La campagne est verte tout alentour, des prairies, des arbres, des vaches qui se passent dans la brume entre deux sentiers, des nuages si profonds que le ciel disparaît, des jours et des nuits qui arrivent toujours à l’heure, de la pluie et encore de la pluie qui tombe sans prévenir et ne surprend personne…
 

En dessous, des puits, des tunnels, des cryptes, des asiles noirs et gras ; c’est le charbon qui s’écroule sous le pic des mineurs dans des chariots de fer qui sonnent et s’entrechoquent sous des voûtes de carbone. Des arbres sont dressés, enfoncés dans la roche noirâtre, des pieux, des madriers, des épaules de chêne martelés de longs clous, des chevaux sans mystère, aveugles et silencieux et des hommes, des hommes du Nord au Sud, d’Est en Ouest, des hommes aux parlers gutturaux, des hommes crachent, vivent, mordent et forent encore, des hommes font reculer les murailles glacées, ils dépiautent, pèlent, concassent et rabotent les remparts de cristal qui trouvent dans leurs poumons des abris opportuns…
   On s’assied et on pense.
   On croit que le monde est en nous, que nous y avons place et soudain un rien, un détail, une nappe mal tirée sur la table de cuisine, une lumière qui tombe sur le coin d’un fauteuil, soudain le brouillard envahit la place, la forteresse est vide, les corps gisent épars tout autour des fontaines, certains se tiennent la gorge, d’autres laissent leurs yeux s’envahir de lait, le silence est parfait, le cœur et les poumons, le vent au loin par-delà les terrasses, le souffle du trafic sur le périphérique, la voix dure du père et les lamentations de la mère complice, tout s’arrête et flotte un instant dans l’air.

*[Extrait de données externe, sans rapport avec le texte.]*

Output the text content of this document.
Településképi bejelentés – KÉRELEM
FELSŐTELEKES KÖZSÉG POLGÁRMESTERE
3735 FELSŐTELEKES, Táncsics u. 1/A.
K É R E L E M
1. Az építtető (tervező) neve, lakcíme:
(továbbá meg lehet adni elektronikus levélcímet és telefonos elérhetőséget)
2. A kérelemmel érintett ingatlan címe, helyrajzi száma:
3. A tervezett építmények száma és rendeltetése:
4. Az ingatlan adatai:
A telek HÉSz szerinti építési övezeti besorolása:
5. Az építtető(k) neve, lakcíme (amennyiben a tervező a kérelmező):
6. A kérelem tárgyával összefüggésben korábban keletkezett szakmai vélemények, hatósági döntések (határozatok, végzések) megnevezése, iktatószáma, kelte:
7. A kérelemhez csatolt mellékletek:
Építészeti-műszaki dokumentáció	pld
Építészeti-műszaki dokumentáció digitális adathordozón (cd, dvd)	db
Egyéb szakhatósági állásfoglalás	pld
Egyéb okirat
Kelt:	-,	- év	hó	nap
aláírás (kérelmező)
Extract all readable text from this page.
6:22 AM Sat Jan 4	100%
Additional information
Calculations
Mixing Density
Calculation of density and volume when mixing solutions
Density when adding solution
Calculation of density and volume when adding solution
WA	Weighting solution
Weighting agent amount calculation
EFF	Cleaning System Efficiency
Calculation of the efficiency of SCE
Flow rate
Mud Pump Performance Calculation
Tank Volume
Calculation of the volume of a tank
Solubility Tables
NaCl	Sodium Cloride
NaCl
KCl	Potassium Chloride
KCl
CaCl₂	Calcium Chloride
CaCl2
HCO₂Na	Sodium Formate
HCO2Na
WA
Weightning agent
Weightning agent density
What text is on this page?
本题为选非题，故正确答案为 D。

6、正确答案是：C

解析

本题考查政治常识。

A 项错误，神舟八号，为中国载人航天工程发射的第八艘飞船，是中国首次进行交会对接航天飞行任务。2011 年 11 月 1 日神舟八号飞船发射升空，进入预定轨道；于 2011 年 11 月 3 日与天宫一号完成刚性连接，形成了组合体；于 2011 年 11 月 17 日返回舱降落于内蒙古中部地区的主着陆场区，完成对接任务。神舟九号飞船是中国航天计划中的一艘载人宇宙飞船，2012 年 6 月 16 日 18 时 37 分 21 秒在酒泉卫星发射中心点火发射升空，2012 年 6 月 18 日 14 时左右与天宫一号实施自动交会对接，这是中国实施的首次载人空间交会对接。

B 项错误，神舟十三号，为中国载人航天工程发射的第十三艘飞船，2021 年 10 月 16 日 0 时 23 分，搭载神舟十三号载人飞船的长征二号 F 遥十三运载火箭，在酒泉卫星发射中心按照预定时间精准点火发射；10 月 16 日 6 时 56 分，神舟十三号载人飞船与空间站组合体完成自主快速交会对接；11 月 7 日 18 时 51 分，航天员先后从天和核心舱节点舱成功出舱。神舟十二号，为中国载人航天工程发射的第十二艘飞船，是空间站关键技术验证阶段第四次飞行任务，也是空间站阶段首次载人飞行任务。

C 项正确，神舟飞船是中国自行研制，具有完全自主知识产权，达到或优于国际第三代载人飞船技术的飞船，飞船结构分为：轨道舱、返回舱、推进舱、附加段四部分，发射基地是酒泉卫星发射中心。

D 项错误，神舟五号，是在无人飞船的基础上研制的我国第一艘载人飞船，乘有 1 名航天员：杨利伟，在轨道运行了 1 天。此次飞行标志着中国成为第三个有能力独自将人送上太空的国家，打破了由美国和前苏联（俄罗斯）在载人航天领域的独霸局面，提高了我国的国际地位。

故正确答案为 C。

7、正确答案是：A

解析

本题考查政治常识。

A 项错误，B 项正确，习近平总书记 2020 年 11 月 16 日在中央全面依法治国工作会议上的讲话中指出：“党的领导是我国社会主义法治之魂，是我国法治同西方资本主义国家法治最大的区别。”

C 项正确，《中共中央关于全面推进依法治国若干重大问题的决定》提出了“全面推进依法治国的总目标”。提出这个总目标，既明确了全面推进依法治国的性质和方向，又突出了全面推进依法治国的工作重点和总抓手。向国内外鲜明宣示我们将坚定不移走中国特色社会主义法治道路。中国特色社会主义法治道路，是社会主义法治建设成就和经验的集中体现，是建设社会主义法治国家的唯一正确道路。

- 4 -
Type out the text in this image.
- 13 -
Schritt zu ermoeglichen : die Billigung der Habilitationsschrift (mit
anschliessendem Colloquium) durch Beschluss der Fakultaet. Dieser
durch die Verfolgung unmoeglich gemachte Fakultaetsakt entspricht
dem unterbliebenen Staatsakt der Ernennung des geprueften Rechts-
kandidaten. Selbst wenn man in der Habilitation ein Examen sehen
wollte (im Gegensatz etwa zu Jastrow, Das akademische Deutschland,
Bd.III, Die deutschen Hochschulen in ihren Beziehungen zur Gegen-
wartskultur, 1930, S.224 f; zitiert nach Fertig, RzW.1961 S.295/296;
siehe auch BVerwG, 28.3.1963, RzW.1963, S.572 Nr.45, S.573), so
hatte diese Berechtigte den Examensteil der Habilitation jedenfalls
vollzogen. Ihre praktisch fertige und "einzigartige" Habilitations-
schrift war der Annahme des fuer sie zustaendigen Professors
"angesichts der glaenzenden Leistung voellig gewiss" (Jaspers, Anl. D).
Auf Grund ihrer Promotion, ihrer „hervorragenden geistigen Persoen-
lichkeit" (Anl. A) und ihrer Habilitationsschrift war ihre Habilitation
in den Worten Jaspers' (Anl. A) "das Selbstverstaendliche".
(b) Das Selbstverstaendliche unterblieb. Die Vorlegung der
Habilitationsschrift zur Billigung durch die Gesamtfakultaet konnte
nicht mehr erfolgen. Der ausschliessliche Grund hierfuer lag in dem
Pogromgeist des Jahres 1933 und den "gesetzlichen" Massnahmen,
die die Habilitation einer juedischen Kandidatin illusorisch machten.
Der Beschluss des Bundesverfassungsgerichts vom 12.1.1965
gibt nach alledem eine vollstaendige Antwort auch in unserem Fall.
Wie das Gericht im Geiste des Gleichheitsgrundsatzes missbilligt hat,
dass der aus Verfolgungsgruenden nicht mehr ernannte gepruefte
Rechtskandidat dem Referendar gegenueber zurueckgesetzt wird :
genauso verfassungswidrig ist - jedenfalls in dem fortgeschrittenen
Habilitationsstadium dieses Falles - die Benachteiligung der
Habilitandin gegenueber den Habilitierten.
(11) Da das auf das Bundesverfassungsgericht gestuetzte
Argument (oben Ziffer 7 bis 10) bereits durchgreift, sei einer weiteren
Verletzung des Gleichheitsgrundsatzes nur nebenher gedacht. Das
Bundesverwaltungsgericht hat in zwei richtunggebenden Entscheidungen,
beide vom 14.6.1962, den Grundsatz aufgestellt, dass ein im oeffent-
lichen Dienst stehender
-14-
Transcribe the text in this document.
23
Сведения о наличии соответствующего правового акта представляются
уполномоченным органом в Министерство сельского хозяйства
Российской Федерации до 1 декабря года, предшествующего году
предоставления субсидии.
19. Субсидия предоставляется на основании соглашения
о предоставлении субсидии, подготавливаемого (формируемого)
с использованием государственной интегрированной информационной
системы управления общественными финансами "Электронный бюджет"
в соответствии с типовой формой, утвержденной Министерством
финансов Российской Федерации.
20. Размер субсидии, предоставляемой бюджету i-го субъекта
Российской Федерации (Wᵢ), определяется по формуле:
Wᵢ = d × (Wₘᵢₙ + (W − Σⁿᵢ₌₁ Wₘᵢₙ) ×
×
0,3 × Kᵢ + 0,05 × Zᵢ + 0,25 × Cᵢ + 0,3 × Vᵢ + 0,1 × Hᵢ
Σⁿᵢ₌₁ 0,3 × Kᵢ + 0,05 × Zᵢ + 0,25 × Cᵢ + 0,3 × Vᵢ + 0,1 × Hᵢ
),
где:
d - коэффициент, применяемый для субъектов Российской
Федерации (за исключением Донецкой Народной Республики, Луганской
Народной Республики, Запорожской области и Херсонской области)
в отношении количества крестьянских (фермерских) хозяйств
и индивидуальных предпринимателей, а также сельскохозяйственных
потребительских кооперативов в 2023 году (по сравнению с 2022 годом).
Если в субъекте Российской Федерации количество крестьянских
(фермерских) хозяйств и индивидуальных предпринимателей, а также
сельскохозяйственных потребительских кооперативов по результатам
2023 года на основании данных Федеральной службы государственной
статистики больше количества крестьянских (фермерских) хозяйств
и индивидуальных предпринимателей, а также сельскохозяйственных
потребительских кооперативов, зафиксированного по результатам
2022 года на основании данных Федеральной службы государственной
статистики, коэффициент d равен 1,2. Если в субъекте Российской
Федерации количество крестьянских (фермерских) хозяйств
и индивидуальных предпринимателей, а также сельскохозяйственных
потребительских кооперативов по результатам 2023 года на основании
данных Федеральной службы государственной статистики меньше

On sait alors que le temps ne finira jamais, qu’il a sa place en nous, qu’il la prend chaque jour pour que la nuit disperse ses théories de monstres et de fantômes patiemment construits dans la glaciation des heures et des heures perdues. On sait alors cela.
 

2.
      

Conformément à ce que sa mère lui avait dit quand il était encore enfant, tu ne seras jamais aimé des femmes, il parlait la seule langue qu’il connaissait, celle des abandons et des faillites pitoyables. Il passait d’un cœur à l’autre pour s’en autoriser les corps.
 

3.
      
      

T’as le choix entre porno et charité, en dessous, t’as plus rien, t’es qu’une clette, une crotte sur le trottoir des pauvres, t’es le moins que rien des chiures d’avant, quand c’était encore possible d’y croire, de faire comme si c’était réel cette différence entre moisi et cramé, cette différence que tu croyais reconnaître, avant, quand t’étais dans tes bons jours, que t’avais pas eu ta part de racine, ta part de sale jus, ton compte de  décomptes mais rien ne me fera céder, rien, tout est affaire de clarté, de justesse, de justice, rien.
Bon dieu, va falloir encore mentir, dire qu’on ne savait pas, qu’on n’avait pas le moindre soupçon de cette affaire…Bon dieu, pourquoi, faut toujours que je  comprenne trop tard ce que les autres savent en naissant ?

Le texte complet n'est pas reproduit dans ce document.